Форма начинает терять свое первенствующее значение, хотя, в большинстве случаев, и продолжает оставаться вполне рациональной и трезвой, но она укрывается широким покровом орнаментации. Во многих случаях форма как бы подчиняется нарастающим волнам орнаментации и стремится предоставить последней возможности наиболее широкого проявления.
Увеличиваются поверхности, отданные узору; сама конструкция впитывает в себя элементы орнаментальности и становится менее строгой, слегка вычурной, несколько неустойчивой. Появляется переукрашенность, орнаментальная расточительность.
Внешняя (вторичная) обработка предмета (резьба, роспись) получает господство, побеждает первоначальную логическую стройность форм, нарушает равновесие.
Суровая, почти аскетическая, декорация сменилась пышным убранством. Строгие и мерные будни уступили место разгульному и хмельному празднику. Это новое соотношение конструктивных и орнаментальных начал может быть отмечено, как некоторый стилистический упадок, как распадение логически связанных художественных элементов в творчестве деревенского мастера. Центр внимания художника переместился с главного и целого на дополнительное и второстепенное.

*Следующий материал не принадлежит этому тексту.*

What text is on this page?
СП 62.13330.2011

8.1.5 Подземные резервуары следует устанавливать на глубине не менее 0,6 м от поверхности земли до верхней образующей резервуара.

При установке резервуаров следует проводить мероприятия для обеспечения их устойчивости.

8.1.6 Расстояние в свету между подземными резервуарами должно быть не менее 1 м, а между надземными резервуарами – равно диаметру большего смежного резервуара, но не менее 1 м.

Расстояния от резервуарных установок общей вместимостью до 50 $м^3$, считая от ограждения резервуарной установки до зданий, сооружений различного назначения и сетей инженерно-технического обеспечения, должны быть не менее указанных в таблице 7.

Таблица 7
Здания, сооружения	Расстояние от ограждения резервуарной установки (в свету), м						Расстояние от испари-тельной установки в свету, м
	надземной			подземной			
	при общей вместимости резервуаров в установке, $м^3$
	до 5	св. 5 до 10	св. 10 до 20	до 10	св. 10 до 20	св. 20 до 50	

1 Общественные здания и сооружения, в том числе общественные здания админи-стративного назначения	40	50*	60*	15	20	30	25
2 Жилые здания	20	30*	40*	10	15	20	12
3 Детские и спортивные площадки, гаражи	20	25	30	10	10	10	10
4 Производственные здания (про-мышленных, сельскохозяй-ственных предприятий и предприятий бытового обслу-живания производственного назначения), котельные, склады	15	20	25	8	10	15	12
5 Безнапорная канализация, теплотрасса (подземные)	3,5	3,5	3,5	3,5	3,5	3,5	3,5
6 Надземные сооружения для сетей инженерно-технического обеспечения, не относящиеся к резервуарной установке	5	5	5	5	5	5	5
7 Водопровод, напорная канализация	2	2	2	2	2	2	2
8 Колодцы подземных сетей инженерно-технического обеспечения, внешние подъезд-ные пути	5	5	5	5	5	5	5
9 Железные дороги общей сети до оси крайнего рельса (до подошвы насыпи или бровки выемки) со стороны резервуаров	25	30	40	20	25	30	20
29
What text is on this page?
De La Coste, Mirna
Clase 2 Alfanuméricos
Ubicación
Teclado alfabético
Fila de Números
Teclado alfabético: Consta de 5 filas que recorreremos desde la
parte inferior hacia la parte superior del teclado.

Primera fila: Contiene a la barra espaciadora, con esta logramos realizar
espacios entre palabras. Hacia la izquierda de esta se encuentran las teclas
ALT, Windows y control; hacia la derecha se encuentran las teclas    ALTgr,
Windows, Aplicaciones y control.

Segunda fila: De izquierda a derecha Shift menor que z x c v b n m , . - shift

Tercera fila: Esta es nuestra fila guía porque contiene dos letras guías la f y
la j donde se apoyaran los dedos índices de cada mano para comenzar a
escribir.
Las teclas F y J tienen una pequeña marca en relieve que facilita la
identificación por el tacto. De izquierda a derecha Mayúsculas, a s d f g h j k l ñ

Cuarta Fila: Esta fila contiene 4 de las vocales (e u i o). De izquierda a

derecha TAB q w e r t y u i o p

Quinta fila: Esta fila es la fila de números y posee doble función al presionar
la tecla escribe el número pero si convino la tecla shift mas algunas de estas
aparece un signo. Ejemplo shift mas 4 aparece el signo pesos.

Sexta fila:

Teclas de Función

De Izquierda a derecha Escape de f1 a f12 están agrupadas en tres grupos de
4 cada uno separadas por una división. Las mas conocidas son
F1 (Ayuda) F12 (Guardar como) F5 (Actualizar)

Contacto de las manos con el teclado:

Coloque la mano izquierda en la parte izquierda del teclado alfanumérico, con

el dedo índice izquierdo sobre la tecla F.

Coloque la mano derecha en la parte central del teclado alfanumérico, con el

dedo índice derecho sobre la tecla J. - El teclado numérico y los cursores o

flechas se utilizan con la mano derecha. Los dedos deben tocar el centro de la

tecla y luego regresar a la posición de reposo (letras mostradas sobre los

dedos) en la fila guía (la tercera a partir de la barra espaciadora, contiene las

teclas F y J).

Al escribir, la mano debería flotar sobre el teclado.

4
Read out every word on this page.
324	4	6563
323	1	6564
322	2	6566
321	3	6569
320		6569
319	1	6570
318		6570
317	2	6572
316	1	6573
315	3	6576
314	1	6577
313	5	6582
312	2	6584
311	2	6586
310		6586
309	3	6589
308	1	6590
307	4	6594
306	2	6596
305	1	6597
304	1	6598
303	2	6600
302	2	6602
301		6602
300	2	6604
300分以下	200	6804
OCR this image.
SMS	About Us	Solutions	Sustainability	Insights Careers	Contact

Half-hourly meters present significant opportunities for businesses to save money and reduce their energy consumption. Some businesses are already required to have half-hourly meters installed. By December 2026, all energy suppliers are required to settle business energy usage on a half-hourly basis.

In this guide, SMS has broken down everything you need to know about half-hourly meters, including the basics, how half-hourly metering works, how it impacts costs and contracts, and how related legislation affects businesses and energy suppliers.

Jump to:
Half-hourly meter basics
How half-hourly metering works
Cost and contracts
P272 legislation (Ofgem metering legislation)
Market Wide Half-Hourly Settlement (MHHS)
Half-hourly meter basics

Деталь овладела вниманием мастера. Это значит, что самое создание предмета вышло из границ своего быта, прекратилось естественное его вырастание из хозяйственно-бытовой почвы. Предмет стал изготовляться профессионалами-производителями и поступать в обиход крестьянства через продажу на торгу. Роспись и резьба - главные декоративные приемы крестьянского бытового искусства.
Резьба, как способ декоративного оформления, является наиболее древним приемом, наиболее развитым, формально богатым; резьба хранит более старое содержание; в ней прочнее традиции; она являлась исходным моментом в расширении круга декоративных приемов крестьянского искусства, навыки ручного художественного ремесла в крестьянском быту укреплялись и воспитывались именно в этой области. Деревообделывание - одна из древнейших форм художественного труда в русском искусстве. Бытовое дерево отражало на своей поверхности тот мир орнаментальных образов, который родился и запечатлевался в художественном сознании крестьянства. Рядом с творчеством словесным, песенным и музыкальным проявлялось и творчество в пластических образах - в многообразной художественно-бытовой резьбе. Дерево веками вновь и вновь обрабатывалось, конструировалось, резалось, запечатлевая на себе то отвлеченные, но четкие образы из мира пережитого, то новые, постепенно кристаллизующиеся образы непосредственных наблюдений, то, наконец, размеренные и правильные черты старинных неторопливых узоров, утративших первичную выразительность живых - примитивных и символических - образов. Бытовое крестьянское дерево - обширная и своеобразная летопись медленных путей художественной жизни народного коллектива.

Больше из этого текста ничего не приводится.